Credit: California Institute for Telecommunications and Information Technology

Credit: California Institute for Telecommunications and Information Technology

Three separate research projects could make life easier for both fixed-line and mobile Internet users. Qualcomm, Samsung and LG have unveiled work, covering fiber optic cables and rechargeable batteries.

The Qualcomm Institute, based at the University of California, San Diego, says it has found a way to dramatically increase the capabilities of fiber optic cables.

It aimed to tackle a problem with the use of signal repeaters, which extend the distance over which a fiber optic signal can run. The repeater turns the optical signal into an electronic one, then uses the information in the signal to create a new optical signal and pass it on. The big difficulty so far is that the process adds power to the signal which, beyond a certain threshold, distorts the signal too much to be useful.

A team led by Nikloa Alic (pictured, above right) tried to solve this by removing the need for the repeater. Normally that would fail past a certain distance because the signal would in this case be corrupted by crosstalk: interference between the hundreds of signals at different light frequencies in the cable.

The researchers say they’ve found a way to predict the effects of the crosstalk before it happens and then use this data to reverse the corruption at the receiving end with a “frequency comb.” In a paper published in Science they report successfully sending, receiving and deciphering data over 7,465 miles of optical cable without using repeaters.

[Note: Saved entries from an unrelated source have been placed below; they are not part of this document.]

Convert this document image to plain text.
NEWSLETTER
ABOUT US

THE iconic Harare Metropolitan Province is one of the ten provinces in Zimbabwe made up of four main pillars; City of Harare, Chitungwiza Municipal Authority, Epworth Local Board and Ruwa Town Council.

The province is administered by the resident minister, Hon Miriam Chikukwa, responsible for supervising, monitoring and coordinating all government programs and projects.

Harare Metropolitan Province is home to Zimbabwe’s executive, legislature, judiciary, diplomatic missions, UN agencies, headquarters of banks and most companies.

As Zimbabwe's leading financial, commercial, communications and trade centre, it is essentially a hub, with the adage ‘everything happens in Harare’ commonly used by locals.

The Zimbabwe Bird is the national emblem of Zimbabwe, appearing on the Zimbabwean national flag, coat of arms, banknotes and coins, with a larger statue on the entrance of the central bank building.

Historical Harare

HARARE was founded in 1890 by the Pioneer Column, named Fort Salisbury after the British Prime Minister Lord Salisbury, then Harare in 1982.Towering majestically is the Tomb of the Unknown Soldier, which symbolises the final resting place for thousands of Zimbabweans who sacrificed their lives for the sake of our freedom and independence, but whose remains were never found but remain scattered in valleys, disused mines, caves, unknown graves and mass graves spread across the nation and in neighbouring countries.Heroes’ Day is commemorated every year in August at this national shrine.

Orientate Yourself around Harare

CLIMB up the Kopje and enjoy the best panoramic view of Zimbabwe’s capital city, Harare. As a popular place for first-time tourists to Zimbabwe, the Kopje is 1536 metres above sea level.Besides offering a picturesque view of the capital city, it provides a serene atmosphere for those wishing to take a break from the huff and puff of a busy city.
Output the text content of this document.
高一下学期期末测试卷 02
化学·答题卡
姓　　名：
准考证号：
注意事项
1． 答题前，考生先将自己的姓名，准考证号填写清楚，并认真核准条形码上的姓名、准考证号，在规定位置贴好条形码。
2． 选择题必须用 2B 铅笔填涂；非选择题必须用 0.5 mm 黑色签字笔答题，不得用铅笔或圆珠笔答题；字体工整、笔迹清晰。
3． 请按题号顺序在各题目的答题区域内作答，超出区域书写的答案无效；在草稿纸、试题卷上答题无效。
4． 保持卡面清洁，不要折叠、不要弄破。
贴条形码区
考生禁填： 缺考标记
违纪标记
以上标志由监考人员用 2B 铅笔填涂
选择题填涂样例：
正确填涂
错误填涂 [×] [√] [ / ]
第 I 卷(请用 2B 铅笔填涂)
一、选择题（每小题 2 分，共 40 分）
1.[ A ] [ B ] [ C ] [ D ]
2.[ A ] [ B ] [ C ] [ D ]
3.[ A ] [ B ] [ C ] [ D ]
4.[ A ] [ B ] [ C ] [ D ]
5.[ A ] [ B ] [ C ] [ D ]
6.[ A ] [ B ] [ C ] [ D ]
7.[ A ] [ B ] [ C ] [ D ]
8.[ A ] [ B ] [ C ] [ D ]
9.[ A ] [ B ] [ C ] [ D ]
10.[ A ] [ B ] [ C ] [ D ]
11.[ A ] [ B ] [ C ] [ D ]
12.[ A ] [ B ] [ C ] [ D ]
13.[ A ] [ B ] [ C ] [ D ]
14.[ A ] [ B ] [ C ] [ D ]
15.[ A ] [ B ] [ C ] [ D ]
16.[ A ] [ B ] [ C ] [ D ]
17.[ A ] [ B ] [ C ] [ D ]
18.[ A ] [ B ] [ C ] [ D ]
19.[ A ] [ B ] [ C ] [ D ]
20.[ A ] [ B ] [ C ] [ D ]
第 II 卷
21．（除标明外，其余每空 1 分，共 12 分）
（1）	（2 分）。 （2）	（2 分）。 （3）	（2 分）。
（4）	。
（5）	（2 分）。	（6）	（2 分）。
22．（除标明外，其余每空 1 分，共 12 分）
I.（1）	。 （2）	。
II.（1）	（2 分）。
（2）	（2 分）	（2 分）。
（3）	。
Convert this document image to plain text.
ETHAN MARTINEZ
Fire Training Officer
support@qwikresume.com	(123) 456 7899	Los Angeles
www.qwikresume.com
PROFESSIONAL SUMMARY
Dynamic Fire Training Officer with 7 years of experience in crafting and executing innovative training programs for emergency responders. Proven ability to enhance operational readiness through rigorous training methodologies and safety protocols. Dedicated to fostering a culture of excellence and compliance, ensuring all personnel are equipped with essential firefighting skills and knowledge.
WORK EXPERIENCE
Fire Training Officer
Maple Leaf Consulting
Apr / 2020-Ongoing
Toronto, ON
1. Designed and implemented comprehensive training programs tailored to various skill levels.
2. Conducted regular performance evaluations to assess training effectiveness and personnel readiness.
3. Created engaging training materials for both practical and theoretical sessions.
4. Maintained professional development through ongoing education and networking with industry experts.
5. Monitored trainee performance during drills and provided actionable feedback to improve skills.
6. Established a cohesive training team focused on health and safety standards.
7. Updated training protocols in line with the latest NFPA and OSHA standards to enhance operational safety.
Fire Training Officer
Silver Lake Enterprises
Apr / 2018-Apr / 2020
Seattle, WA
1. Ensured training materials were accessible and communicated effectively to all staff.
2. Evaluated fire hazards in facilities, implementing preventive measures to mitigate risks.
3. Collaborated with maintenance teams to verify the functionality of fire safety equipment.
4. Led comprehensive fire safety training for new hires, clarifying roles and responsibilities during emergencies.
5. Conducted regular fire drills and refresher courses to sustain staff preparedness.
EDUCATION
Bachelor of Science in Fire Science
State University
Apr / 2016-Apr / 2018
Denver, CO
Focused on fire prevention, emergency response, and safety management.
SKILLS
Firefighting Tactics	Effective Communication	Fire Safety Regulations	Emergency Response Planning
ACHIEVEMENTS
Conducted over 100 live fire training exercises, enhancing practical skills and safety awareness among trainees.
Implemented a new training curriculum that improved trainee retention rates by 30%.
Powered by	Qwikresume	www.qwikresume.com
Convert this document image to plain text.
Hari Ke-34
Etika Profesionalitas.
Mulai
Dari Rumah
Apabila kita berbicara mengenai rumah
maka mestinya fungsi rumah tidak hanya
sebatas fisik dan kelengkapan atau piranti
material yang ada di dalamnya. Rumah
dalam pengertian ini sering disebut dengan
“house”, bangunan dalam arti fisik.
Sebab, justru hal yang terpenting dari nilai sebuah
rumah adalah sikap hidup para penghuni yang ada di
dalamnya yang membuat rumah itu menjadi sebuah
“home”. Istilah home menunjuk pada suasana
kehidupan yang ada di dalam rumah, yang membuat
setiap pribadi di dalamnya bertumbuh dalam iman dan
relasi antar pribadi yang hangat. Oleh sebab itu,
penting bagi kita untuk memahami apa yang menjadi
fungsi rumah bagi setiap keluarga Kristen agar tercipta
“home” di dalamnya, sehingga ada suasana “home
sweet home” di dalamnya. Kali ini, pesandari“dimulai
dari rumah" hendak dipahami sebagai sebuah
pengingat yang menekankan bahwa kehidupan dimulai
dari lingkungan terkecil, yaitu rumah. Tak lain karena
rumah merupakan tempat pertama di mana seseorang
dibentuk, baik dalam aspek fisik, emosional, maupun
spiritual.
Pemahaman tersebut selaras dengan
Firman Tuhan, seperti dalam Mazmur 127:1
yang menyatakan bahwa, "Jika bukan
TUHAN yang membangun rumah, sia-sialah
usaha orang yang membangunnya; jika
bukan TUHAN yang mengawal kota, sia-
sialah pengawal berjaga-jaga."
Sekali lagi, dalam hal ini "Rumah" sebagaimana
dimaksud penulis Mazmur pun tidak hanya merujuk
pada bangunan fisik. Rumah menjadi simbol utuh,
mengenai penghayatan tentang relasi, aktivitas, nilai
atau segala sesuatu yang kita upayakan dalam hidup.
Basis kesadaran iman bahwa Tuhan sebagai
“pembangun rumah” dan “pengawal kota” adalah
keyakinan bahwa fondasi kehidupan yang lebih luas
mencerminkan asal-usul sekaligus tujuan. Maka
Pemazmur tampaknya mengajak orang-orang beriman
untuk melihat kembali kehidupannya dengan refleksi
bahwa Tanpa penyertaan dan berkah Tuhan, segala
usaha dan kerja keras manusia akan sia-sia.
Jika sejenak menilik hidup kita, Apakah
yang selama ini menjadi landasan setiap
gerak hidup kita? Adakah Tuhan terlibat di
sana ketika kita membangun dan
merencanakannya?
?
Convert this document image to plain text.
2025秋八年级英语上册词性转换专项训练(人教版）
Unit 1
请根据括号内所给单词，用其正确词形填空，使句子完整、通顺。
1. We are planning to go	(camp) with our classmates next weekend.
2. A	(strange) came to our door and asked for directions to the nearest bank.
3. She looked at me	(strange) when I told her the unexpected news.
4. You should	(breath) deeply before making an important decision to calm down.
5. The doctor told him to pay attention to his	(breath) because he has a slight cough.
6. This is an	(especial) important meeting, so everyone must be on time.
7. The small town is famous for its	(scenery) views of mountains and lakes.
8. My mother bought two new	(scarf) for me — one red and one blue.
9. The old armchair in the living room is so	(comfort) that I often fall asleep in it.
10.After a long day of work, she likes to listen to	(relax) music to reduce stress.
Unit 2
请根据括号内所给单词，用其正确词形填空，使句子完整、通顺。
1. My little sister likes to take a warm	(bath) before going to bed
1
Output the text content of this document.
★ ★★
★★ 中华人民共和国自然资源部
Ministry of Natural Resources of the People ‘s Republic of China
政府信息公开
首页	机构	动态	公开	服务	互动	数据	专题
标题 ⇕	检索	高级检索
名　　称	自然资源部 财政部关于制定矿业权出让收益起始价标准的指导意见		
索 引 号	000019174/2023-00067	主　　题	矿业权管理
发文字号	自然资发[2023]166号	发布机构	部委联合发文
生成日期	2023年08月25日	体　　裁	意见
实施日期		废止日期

Meanwhile phone companies are turning their attention to mobile device batteries. Samsung has used the now-common approach that if all else fails, try graphene. It says that it built a lithium-ion battery using a silicon anode with layers of graphene grown on top, improving both density and longevity. Samsung says this created batteries with 1.5 to 1.8 times the density of current models which, as Endgadget notes, could be particularly useful with juice-hungry top-end phones that currently can’t make it through the day without a recharge.

LG’s offering is a little simpler though more mysterious. It’s come up with a hexagonal battery, which it says adds four hours’ battery life over a comparable rectangular model. Exactly why this would be the case isn’t clear and it sounds suspiciously like the move is being driven as much by a desire to target the smart-watch market as anything else.